The case for the subway is the case for mobility: physical mobility, economic mobility, social mobility. The business leaders, politicians and engineers who made the subway all those years ago understood that promise, and it remains the most profound message of the system even in its decline: The city can be built, and the people can come, and they can thrive
Rights: I may not have made it clear, but I do not necessarily believe that anyone has a right to transport. Just that the concept of rights is a feasible one to be used by someone advocating certain provisions. About the only right about which there is little or no dispute is the right not to be killed (and exceptions are claimed even to that one).
But the concept of a right to education (say) is a powerful tool which can be deployed against those who try to diminish educational provision. Similarly, the concept of a right to transport can (in my view) be usefully used in arguments. Whether those arguments are accepted in any given case is another matter.

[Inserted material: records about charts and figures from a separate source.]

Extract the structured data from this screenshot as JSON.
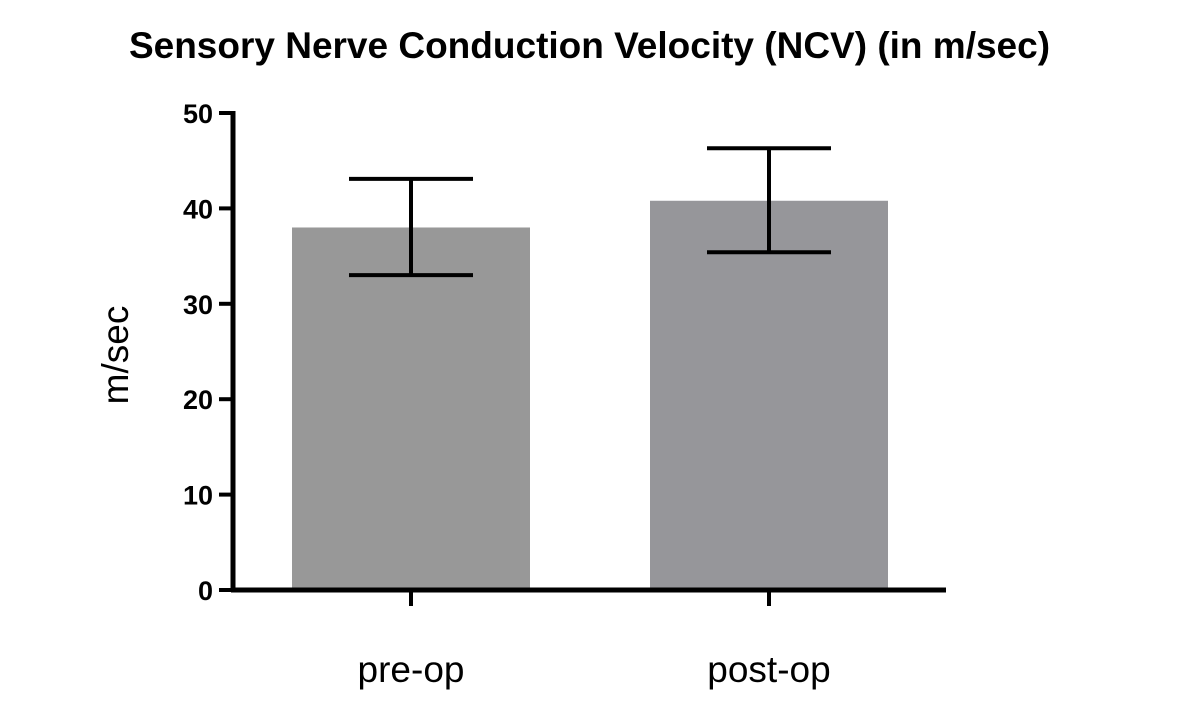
{
  "chart_data": {
    "type": "bar",
    "title": "Sensory Nerve Conduction Velocity (NCV) (in m/sec)",
    "xlabel": "",
    "ylabel": "m/sec",
    "categories": [
      "pre-op",
      "post-op"
    ],
    "values": [
      38,
      40.8
    ],
    "error_upper": [
      43.1,
      46.3
    ],
    "error_lower": [
      33,
      35.4
    ],
    "ylim": [
      0,
      50
    ],
    "yticks": [
      0,
      10,
      20,
      30,
      40,
      50
    ],
    "grid": false,
    "colors": {
      "bars": [
        "#989898",
        "#96969a"
      ],
      "axis": "#000000",
      "error_bars": "#000000"
    }
  }
}
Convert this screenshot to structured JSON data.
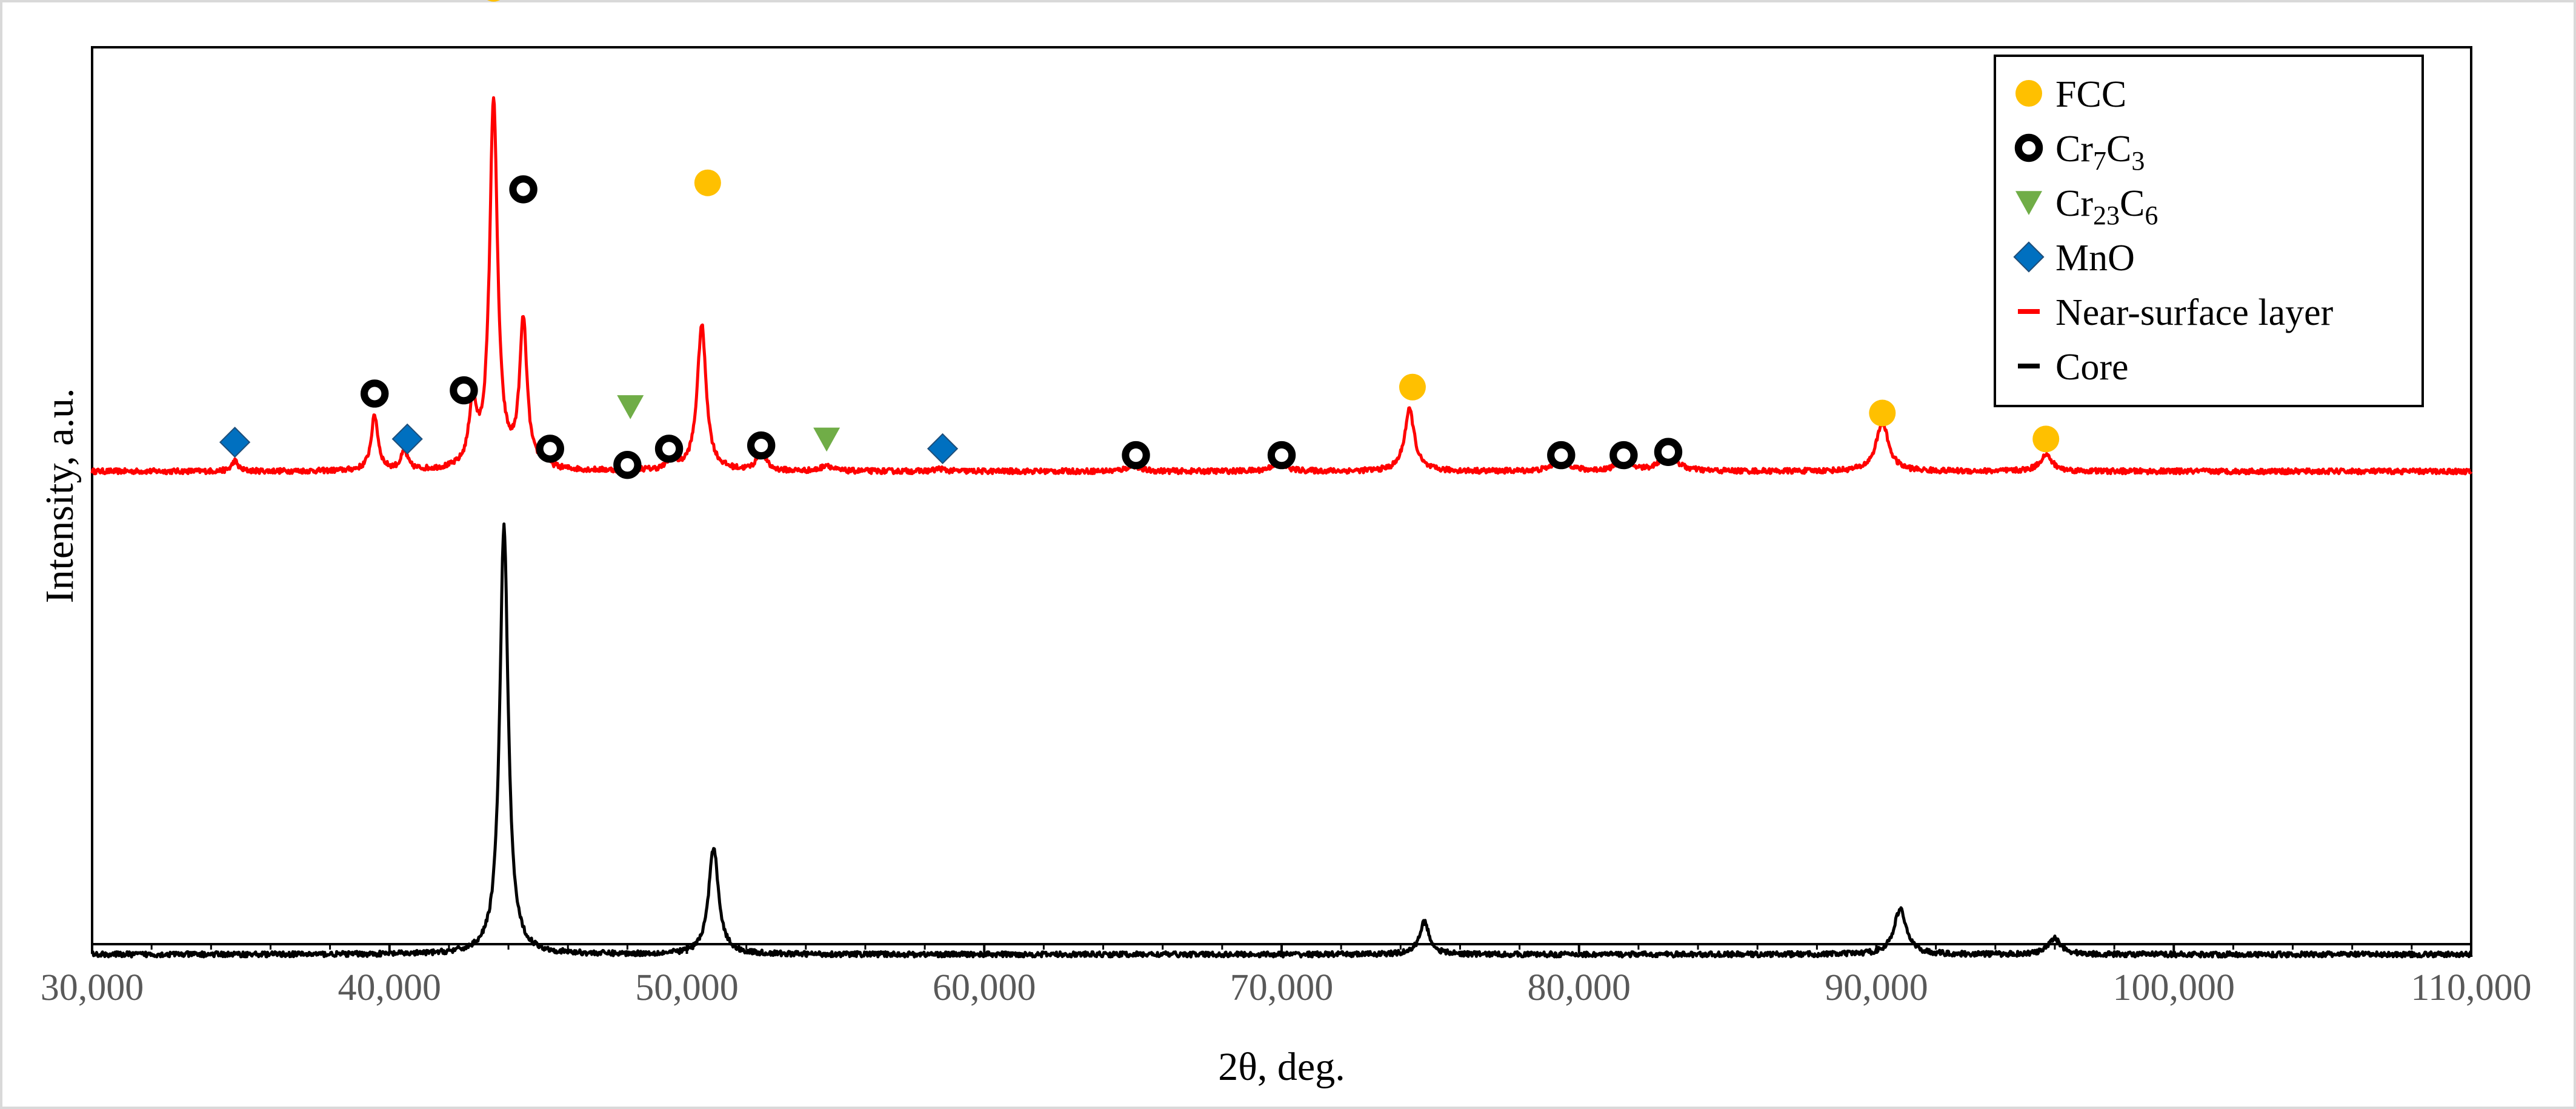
{
  "chart_data": {
    "type": "line",
    "title": "",
    "xlabel": "2θ, deg.",
    "ylabel": "Intensity, a.u.",
    "xlim": [
      30,
      110
    ],
    "x_ticks": [
      {
        "value": 30,
        "label": "30,000"
      },
      {
        "value": 40,
        "label": "40,000"
      },
      {
        "value": 50,
        "label": "50,000"
      },
      {
        "value": 60,
        "label": "60,000"
      },
      {
        "value": 70,
        "label": "70,000"
      },
      {
        "value": 80,
        "label": "80,000"
      },
      {
        "value": 90,
        "label": "90,000"
      },
      {
        "value": 100,
        "label": "100,000"
      },
      {
        "value": 110,
        "label": "110,000"
      }
    ],
    "y_ticks_shown": false,
    "grid": false,
    "legend_position": "top-right",
    "series": [
      {
        "name": "Near-surface layer",
        "color": "#ff0000",
        "baseline": 0.245,
        "noise": 0.004,
        "peaks": [
          {
            "x": 34.8,
            "h": 0.016,
            "w": 0.12
          },
          {
            "x": 39.5,
            "h": 0.085,
            "w": 0.14
          },
          {
            "x": 40.5,
            "h": 0.028,
            "w": 0.14
          },
          {
            "x": 42.8,
            "h": 0.095,
            "w": 0.15
          },
          {
            "x": 43.5,
            "h": 0.57,
            "w": 0.16
          },
          {
            "x": 44.5,
            "h": 0.225,
            "w": 0.15
          },
          {
            "x": 45.2,
            "h": 0.018,
            "w": 0.12
          },
          {
            "x": 48.2,
            "h": 0.006,
            "w": 0.15
          },
          {
            "x": 49.5,
            "h": 0.022,
            "w": 0.14
          },
          {
            "x": 50.5,
            "h": 0.225,
            "w": 0.18
          },
          {
            "x": 52.5,
            "h": 0.038,
            "w": 0.15
          },
          {
            "x": 54.7,
            "h": 0.01,
            "w": 0.18
          },
          {
            "x": 58.5,
            "h": 0.004,
            "w": 0.18
          },
          {
            "x": 65.0,
            "h": 0.009,
            "w": 0.25
          },
          {
            "x": 69.9,
            "h": 0.015,
            "w": 0.25
          },
          {
            "x": 74.3,
            "h": 0.095,
            "w": 0.2
          },
          {
            "x": 79.4,
            "h": 0.024,
            "w": 0.25
          },
          {
            "x": 81.5,
            "h": 0.02,
            "w": 0.25
          },
          {
            "x": 83.0,
            "h": 0.03,
            "w": 0.3
          },
          {
            "x": 90.2,
            "h": 0.075,
            "w": 0.25
          },
          {
            "x": 95.7,
            "h": 0.025,
            "w": 0.25
          }
        ]
      },
      {
        "name": "Core",
        "color": "#000000",
        "baseline": -0.5,
        "noise": 0.004,
        "peaks": [
          {
            "x": 43.85,
            "h": 0.66,
            "w": 0.17
          },
          {
            "x": 50.9,
            "h": 0.165,
            "w": 0.2
          },
          {
            "x": 74.8,
            "h": 0.05,
            "w": 0.2
          },
          {
            "x": 90.8,
            "h": 0.07,
            "w": 0.25
          },
          {
            "x": 96.0,
            "h": 0.025,
            "w": 0.25
          }
        ]
      }
    ],
    "phase_markers": [
      {
        "phase": "FCC",
        "color": "#ffc000",
        "shape": "circle",
        "points": [
          [
            43.5,
            0.99
          ],
          [
            50.7,
            0.69
          ],
          [
            74.4,
            0.375
          ],
          [
            90.2,
            0.335
          ],
          [
            95.7,
            0.295
          ]
        ]
      },
      {
        "phase": "Cr7C3",
        "color": "#000000",
        "shape": "ring",
        "points": [
          [
            39.5,
            0.365
          ],
          [
            42.5,
            0.37
          ],
          [
            44.5,
            0.68
          ],
          [
            45.4,
            0.28
          ],
          [
            48.0,
            0.255
          ],
          [
            49.4,
            0.28
          ],
          [
            52.5,
            0.285
          ],
          [
            65.1,
            0.27
          ],
          [
            70.0,
            0.27
          ],
          [
            79.4,
            0.27
          ],
          [
            81.5,
            0.27
          ],
          [
            83.0,
            0.275
          ]
        ]
      },
      {
        "phase": "Cr23C6",
        "color": "#70ad47",
        "shape": "triangle",
        "points": [
          [
            48.1,
            0.345
          ],
          [
            54.7,
            0.295
          ]
        ]
      },
      {
        "phase": "MnO",
        "color": "#0070c0",
        "shape": "diamond",
        "points": [
          [
            34.8,
            0.29
          ],
          [
            40.6,
            0.295
          ],
          [
            58.6,
            0.28
          ]
        ]
      }
    ],
    "legend": [
      {
        "label_main": "FCC",
        "label_sub1": "",
        "label_mid": "",
        "label_sub2": "",
        "label_tail": "",
        "kind": "marker",
        "shape": "circle",
        "color": "#ffc000"
      },
      {
        "label_main": "Cr",
        "label_sub1": "7",
        "label_mid": "C",
        "label_sub2": "3",
        "label_tail": "",
        "kind": "marker",
        "shape": "ring",
        "color": "#000000"
      },
      {
        "label_main": "Cr",
        "label_sub1": "23",
        "label_mid": "C",
        "label_sub2": "6",
        "label_tail": "",
        "kind": "marker",
        "shape": "triangle",
        "color": "#70ad47"
      },
      {
        "label_main": "MnO",
        "label_sub1": "",
        "label_mid": "",
        "label_sub2": "",
        "label_tail": "",
        "kind": "marker",
        "shape": "diamond",
        "color": "#0070c0"
      },
      {
        "label_main": "Near-surface layer",
        "label_sub1": "",
        "label_mid": "",
        "label_sub2": "",
        "label_tail": "",
        "kind": "line",
        "shape": "line",
        "color": "#ff0000"
      },
      {
        "label_main": "Core",
        "label_sub1": "",
        "label_mid": "",
        "label_sub2": "",
        "label_tail": "",
        "kind": "line",
        "shape": "line",
        "color": "#000000"
      }
    ]
  }
}
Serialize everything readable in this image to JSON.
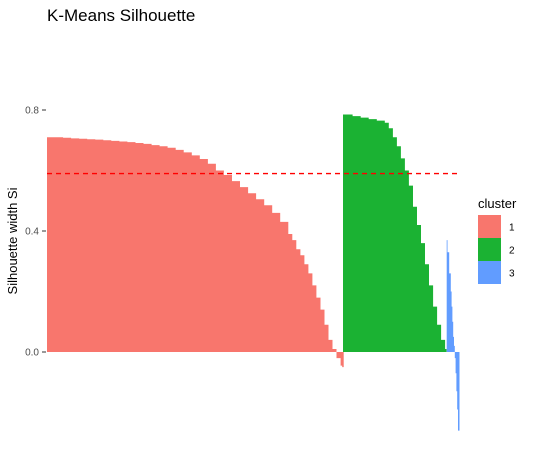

@Malcolm – I’m not sure that this discussion is going to go anywhere. I understand where you are coming from but I can’t see how you can apply “feasible” to something that cannot be defined. I appreciate that the UN talks of the right to shelter and some other thing,s but if they can’t be described their value to real people, leading real lives is limited to moral debating points. The practical effect of leaving such “open” concepts hanging around for every passing demagogue to interpret is quite dangerous (in every possible way) as the various followers of Rousseau, Paine and Marx demonstrate.